Alrededor de los años 60, los protagonistas de esta historia ya estaban en su mayoría muertos, ninguno de ellos tuvo un final feliz.

Algunos terminaron asesinados por sicarios de la mafia rival, otros en prisión. Pero Al Capone falleció aterrorizado por los demonios de la locura, desatados por una sífilis que lo llevó a la muerte en enero de 1947.

Este 14 de febrero se cumplen 90 años de la matanza de San Valentín y hasta hoy, esta fascinante historia sigue rodeada de incertidumbre y misterio.

Y todo comenzó por una prohibición absurda, que provocó, que las bandas del crimen organizado se empoderaran y causaran el terror por más de una década en Estados Unidos. Al fin y al cabo, la Ley Volstead o Ley Seca no estuvo ni cerca de terminar con la producción ni el consumo de alcohol, pues prohibir sólo desencadenó el deseo.

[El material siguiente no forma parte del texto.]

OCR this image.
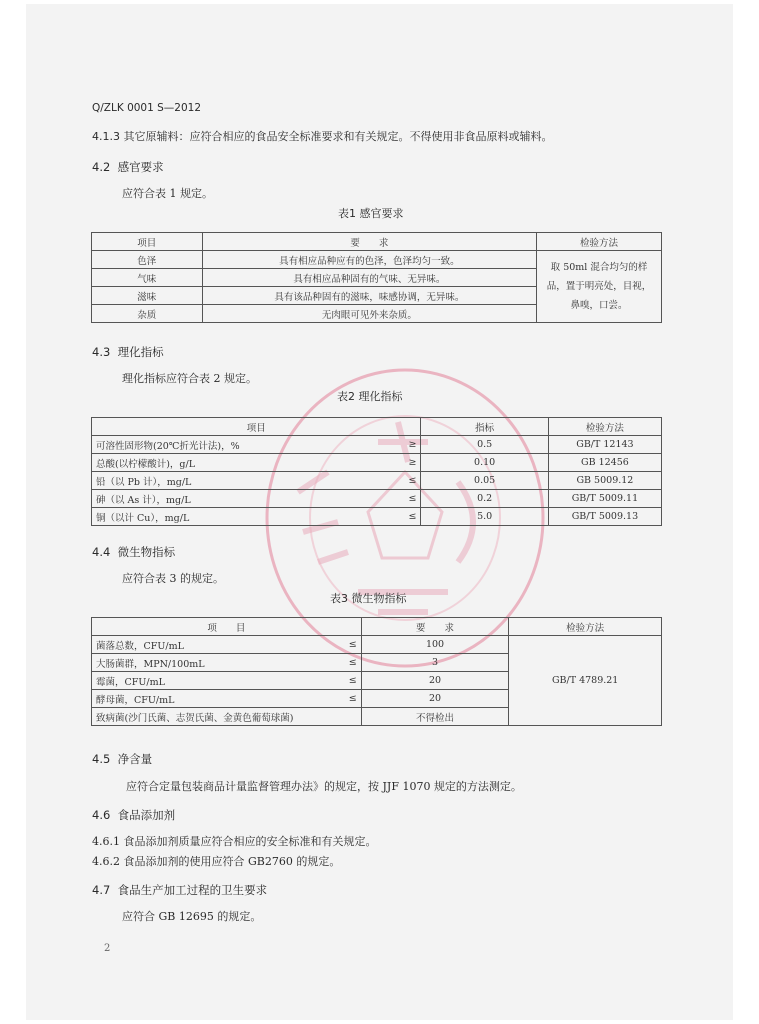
Q/ZLK 0001 S—2012
4.1.3 其它原辅料：应符合相应的食品安全标准要求和有关规定。不得使用非食品原料或辅料。
4.2 感官要求
应符合表 1 规定。
表1 感官要求
项目	要　　求	检验方法
色泽	具有相应品种应有的色泽，色泽均匀一致。	取 50ml 混合均匀的样
品，置于明亮处，目视，
鼻嗅，口尝。

气味	具有相应品种固有的气味、无异味。	
滋味	具有该品种固有的滋味，味感协调，无异味。	
杂质	无肉眼可见外来杂质。	
4.3 理化指标
理化指标应符合表 2 规定。
表2 理化指标
项目		指标	检验方法
可溶性固形物(20℃折光计法)，%	≥	0.5	GB/T 12143
总酸(以柠檬酸计)，g/L	≥	0.10	GB 12456
铅（以 Pb 计），mg/L	≤	0.05	GB 5009.12
砷（以 As 计），mg/L	≤	0.2	GB/T 5009.11
铜（以计 Cu），mg/L	≤	5.0	GB/T 5009.13
4.4 微生物指标
应符合表 3 的规定。
表3 微生物指标
项　　目		要　　求	检验方法
菌落总数，CFU/mL	≤	100	GB/T 4789.21
大肠菌群，MPN/100mL	≤	3	
霉菌，CFU/mL	≤	20	
酵母菌，CFU/mL	≤	20	
致病菌(沙门氏菌、志贺氏菌、金黄色葡萄球菌)		不得检出	
4.5 净含量
应符合定量包装商品计量监督管理办法》的规定，按 JJF 1070 规定的方法测定。
4.6 食品添加剂
4.6.1 食品添加剂质量应符合相应的安全标准和有关规定。
4.6.2 食品添加剂的使用应符合 GB2760 的规定。
4.7 食品生产加工过程的卫生要求
应符合 GB 12695 的规定。
2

Por último, el 5 de diciembre de 1933 se revocó oficialmente la Ley Seca, tras casi 14 años de su aprobación. Para ese momento, Estados Unidos estaba hundido en una de las peores crisis económicas de su historia, pues en 1929 la Bolsa de Nueva York había caído estrepitosamente y millones de personas lo perdieron todo. Pese a esto, el whisky y la cerveza nunca supieron mejor, pues al ciudadano se le devolvió el derecho de disfrutar y pasar un buen rato en compañía de los amigos, disfrutando de un buen trago.